State officials said they could not provide statistics on which town would be hardest hit by the plant’s closing, and they referred questions to Evergreen. For its part, the company said it did not have town-by-town employment figures available. The company also declined to provide severance details.

Jobless rates in area communities vary, with Harvard’s 5.7 percent unemployment rate in November below the state average, while Ayer, at 8.3 percent, was slightly higher. The jobless rate in nearby Fitchburg was nearly 12 percent, according to state labor statistics.

Tom Kinch, a member of the Devens Citizens Advisory Committee, which represents residents living on the former Army base, said some plant employees live on the Devens property or in its host communities, though many appear to commute from a greater distance.

“It’s a terrible blow for Devens and I think the whole area,’’ Kinch said.

Harvard Selectman Ronald Ricci said Evergreen for a time became a haven for former Polaroid employees, including some of his friends, though all of his contacts have since moved on.

“We need to look at why Evergreen couldn’t make it in Massachusetts and why solar companies can’t make it in the US,’’ he said.

But Evergreen workers are not the only ones who will be hurt by the company’s decision. Eldridge said he is also concerned about the effect the plant closing will have on local businesses.

“The biggest impact will be on the few restaurants in Devens, and in Shirley, and Harvard, and Ayer,’’ he said.

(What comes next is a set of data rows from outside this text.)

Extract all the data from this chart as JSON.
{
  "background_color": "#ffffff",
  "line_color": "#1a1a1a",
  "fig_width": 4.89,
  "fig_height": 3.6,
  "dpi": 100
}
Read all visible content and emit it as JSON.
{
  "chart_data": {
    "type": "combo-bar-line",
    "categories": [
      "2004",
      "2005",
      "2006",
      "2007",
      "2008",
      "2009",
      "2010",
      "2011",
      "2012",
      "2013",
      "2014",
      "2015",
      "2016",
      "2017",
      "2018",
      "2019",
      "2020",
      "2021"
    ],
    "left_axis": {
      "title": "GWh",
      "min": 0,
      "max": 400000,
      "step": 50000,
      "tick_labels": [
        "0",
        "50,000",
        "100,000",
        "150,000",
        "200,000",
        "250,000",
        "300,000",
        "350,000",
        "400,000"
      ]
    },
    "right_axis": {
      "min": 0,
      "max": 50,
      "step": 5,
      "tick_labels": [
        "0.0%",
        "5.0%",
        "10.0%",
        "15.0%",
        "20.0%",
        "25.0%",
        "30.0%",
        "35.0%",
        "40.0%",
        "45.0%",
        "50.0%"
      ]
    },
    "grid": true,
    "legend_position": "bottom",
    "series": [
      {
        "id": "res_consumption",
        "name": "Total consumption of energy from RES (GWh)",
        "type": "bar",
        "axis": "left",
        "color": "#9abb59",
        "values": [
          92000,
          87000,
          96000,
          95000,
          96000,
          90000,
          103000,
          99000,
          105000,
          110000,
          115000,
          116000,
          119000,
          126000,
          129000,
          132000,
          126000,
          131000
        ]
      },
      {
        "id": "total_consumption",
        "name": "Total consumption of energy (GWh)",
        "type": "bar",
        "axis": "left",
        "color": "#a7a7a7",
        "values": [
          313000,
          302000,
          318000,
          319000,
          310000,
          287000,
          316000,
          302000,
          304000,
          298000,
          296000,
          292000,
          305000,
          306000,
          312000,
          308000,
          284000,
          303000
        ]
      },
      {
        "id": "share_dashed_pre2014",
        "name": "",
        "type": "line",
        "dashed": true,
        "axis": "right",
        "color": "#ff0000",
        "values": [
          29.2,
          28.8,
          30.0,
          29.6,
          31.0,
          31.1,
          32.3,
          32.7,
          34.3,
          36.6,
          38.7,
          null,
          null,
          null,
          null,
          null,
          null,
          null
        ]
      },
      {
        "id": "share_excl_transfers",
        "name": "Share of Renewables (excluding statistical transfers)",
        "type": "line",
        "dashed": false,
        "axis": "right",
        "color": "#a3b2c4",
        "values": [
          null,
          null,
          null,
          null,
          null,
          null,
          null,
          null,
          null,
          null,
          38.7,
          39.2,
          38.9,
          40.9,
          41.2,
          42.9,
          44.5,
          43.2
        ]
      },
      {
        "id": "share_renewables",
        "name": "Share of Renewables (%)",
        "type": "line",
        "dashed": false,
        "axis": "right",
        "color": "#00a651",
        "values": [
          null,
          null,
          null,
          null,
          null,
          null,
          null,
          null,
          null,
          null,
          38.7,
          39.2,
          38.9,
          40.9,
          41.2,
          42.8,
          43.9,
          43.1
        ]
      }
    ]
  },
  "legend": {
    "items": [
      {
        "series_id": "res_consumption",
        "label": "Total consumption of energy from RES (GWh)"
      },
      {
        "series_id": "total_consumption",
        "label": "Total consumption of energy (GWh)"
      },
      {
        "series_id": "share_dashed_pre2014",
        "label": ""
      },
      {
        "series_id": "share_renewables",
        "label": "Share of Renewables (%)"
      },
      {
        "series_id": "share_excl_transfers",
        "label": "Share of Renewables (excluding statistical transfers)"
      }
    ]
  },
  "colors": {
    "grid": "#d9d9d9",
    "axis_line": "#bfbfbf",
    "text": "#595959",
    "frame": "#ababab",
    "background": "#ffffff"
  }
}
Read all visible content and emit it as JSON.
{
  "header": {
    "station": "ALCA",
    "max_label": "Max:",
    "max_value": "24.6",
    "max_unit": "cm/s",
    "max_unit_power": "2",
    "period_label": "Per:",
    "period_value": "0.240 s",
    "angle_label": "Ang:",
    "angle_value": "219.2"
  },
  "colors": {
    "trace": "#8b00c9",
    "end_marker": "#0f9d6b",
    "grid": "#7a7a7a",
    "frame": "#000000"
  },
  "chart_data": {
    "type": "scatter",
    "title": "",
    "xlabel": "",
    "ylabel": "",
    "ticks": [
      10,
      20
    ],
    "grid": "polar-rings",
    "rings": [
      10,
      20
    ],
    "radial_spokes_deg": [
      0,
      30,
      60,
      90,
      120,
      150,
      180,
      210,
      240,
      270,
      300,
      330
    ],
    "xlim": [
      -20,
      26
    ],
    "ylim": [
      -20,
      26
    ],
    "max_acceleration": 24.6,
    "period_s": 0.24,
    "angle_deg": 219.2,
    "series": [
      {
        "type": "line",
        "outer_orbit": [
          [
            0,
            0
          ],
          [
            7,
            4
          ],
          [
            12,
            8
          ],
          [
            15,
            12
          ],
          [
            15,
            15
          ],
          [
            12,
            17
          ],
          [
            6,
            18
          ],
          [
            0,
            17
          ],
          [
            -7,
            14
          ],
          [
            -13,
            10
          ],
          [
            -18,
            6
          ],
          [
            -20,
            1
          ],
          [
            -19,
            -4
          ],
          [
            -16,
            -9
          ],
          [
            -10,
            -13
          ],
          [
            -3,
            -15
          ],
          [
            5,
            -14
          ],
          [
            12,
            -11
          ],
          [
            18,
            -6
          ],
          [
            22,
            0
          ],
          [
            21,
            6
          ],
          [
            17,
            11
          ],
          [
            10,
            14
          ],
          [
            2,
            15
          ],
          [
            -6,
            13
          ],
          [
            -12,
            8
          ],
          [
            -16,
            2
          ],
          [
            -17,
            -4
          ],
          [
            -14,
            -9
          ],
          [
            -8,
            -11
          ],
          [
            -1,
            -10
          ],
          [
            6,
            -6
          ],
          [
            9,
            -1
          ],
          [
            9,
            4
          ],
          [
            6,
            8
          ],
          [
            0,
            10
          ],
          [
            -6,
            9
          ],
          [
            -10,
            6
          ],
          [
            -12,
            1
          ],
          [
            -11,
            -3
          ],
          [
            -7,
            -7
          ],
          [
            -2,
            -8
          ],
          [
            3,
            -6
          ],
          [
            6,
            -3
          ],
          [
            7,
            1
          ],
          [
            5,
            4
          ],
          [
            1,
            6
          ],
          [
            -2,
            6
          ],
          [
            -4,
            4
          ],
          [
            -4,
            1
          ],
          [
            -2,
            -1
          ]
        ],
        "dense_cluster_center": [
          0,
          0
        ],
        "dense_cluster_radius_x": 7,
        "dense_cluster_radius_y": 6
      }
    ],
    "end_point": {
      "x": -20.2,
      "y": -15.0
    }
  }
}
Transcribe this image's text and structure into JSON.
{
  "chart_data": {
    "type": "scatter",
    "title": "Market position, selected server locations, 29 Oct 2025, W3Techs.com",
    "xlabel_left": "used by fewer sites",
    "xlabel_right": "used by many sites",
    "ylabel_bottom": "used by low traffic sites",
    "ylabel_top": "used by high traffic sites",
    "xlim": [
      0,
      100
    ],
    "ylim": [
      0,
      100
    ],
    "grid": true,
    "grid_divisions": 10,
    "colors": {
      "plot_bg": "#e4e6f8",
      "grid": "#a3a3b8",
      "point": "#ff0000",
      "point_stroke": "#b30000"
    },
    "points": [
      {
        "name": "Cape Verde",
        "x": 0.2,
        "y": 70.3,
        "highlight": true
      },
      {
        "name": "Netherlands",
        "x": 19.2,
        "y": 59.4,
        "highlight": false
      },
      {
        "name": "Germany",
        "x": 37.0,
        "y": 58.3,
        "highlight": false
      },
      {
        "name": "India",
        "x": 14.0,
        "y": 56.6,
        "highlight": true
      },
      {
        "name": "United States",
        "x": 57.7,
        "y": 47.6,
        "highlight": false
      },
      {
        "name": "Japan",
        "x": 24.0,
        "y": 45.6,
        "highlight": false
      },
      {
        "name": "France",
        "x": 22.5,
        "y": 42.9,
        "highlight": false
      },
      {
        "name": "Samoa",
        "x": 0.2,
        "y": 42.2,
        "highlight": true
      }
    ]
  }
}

The plant’s shutdown is also expected to slow efforts to transform the former base into a sprawling office and industrial park and a quasi-independent community.

Kinch and the members of his Devens group have pushed hard to see Vicksburg Square, a collection of historic buildings at the center of the old base, redeveloped into housing.

They believed that as Devens attracted more companies and more jobs, workers at the new companies would then rent apartments or buy homes and condominiums there, helping build more of a village-like, neighborhood feel.

There are now 75 businesses employing more than 3,500 people at Devens, which covers 4,400 acres, according to MassDevelopment. Evergreen accounts for more than 20 percent of the total. With the number of jobs poised to drop dramatically, that idea has been placed on the back burner, Kinch said.

“One of the driving forces to develop a cross-section of homes was industry moving in here,’’ Kinch said. “This is a huge setback for that.’’

Others, include some who were never fans of the housing idea, were even more emphatic that Evergreen’s decision is a game changer.

“There is no need to create housing,’’ said Harvard Selectman Tim Clark.